Carrot Cheesecake
Ready In: 1 hr 30 mins
Serves: 12
Yields: 1 cake
Ingredients
Crust
- 1 1⁄3 cups toasted pecan halves
- 2 tablespoons gluten-free flour
- 2 tablespoons butter
Cheesecake
- 2 cups shredded carrots
- 2 tablespoons butter
- 2 tablespoons raw sugar
- 1⁄2 teaspoon nutmeg
- 1⁄2 teaspoon cinnamon
- 1⁄2 teaspoon ginger
- 1⁄4 teaspoon salt
- 24 ounces cream cheese
- 1⁄4 cup honey
- 3 eggs
- 1 1⁄2 teaspoons vanilla extract
- 1⁄2 teaspoon almond extract
Directions
- Pre-heat oven to 350.
- Toast Pecan Halves in oven for 10-15 minutes or until fragrant. Remove from oven and set aside to cool. When cool place in food processor with flour and pulse until they are in a small chop/course flour. Stir in butter and pat into a 9 inch springform pan.
- Cook crust for 10 minutes.
- FOR FILLING:.
- Shred carrots. Then simmer them in a sauce pan with 2 Tablespoons butter, sucanat, and spices until soft.
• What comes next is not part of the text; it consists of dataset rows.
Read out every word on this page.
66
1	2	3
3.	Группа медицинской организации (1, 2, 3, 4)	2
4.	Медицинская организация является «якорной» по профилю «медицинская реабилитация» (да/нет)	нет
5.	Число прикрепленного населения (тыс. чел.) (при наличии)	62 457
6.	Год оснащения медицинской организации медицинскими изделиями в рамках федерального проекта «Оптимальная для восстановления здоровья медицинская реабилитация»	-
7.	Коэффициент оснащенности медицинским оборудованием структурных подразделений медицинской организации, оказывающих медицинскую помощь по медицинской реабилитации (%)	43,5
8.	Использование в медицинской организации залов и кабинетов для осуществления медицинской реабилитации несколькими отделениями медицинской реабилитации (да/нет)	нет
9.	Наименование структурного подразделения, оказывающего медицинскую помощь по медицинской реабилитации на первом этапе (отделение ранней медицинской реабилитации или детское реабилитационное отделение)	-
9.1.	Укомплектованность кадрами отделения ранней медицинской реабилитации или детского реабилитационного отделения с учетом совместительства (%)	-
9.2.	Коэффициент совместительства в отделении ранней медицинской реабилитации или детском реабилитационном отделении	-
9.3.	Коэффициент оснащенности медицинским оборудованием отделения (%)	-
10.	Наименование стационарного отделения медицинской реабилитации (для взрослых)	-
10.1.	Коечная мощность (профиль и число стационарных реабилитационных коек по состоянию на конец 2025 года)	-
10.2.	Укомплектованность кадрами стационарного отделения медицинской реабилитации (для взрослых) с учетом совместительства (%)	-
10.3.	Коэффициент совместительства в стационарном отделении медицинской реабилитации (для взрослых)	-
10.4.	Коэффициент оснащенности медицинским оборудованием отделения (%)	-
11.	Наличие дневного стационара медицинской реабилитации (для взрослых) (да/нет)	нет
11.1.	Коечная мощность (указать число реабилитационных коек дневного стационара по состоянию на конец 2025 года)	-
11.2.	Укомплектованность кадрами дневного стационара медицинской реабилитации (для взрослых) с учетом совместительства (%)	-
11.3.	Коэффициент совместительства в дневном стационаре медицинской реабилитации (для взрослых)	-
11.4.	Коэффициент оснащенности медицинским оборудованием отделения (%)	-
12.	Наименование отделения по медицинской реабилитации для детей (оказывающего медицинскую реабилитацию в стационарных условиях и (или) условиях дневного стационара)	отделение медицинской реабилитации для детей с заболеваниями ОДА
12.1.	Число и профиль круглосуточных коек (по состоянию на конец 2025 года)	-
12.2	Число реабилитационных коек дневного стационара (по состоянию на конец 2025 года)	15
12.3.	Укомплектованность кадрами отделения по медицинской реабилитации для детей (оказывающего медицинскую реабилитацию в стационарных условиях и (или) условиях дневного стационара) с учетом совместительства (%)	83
- In large mixing bowl cream softened cream cheese. Add maple syrup and mix well. Add eggs one at a time mixing thoroughly between additions. Add vanilla and mix until fluffy. Scraping down sides as needed.
- Stir in Carrot mixture with pan juices until incorporated.
- Pour into prepared crust and bake for 10 minutes. After ten minutes reduce heat to 300 with out opening the oven and back for about 45 minutes longer or until center is set but slightly jiggly.